Listen with Pain doesn't gloss over or censor anything, and the band's disdain for Stevo is raw and still ongoing: they claim to have never seen a cent from any album sales; even up to the present time. Stevo himself remains elusive on camera, though his singular interview is a highlight: dressed like a British businessman with paper under arm, he stands in a cutaway subway car, gripping a strap, and pretending to sway from non-existent rail motions while reflecting on his relationship with EN.
Ex-tour managers also chime in their assessment of specific band members, and there's some colourful portraits of Bargeld's distant persona, and the special precautions undertaken by percussionist N.U. Unruh (his alias is a cheeky play on letters and words that translate as ‘only unrest') before getting on a plane. Nick Cave also offers some hysterical anecdotes of his first impressions of Bargeld's singing (‘like a dying cat' he says) and the professional relationship he's maintained with Bargeld, with the latter performing moody, self-reflective guitar work as a member of Nick Cave and the Bad Seeds.

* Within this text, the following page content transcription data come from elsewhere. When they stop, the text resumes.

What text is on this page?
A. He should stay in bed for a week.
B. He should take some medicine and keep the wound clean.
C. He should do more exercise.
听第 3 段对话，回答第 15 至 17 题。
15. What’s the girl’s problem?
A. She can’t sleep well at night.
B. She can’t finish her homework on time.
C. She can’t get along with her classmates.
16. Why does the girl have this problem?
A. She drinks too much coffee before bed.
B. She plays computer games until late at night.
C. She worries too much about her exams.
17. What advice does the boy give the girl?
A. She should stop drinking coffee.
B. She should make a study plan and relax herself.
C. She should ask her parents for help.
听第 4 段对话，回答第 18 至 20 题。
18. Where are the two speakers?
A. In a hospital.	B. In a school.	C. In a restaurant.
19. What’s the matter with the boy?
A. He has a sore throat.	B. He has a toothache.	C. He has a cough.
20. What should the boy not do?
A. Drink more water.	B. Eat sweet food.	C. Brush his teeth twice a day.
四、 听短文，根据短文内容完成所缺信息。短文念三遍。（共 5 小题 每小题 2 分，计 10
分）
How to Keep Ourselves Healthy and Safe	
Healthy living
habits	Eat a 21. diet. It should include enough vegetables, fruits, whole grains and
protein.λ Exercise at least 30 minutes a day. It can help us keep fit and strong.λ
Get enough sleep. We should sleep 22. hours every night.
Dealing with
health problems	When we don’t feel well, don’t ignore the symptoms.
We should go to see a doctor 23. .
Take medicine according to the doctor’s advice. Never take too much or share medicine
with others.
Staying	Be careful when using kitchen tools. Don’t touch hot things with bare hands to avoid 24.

The lack of complete song extracts is somewhat made up by a great closing montage, which intercuts disparate performances of “Letztes Biest” to trace the group's evolution though a single song: from a beautiful backlit stage in 2000 to a live performance with a metal sander shooting sparks at adoring fans, it's a succinct statement of how creative ideas can emerge over time from pretentious, arty beginnings. (The best capper is a clip of young Bargeld in 1982. Dressed in a priest's uniform, spiky hair and makeup, he mutters a reply to a reporter while possessively hugging torn guitar strings that have been pegged to bathroom tiles.)
Even if you're not a fan of EN, the doc itself is a great snapshot of legendary performance artists, and the creative and personality indulgences within such a colourful and nutty group.
Einstürzende Neubauten - Hör mit Schmerzen / Listen With Pain is available on DVD in England and Germany (though the longer quoted running times likely include bonus performance extras). Also worth checking out: the recent concert video Einstuerzende Neubauten: Palast der Republik (2006), and the filmic short Nihil oder Alle Zeit der Welt (1987).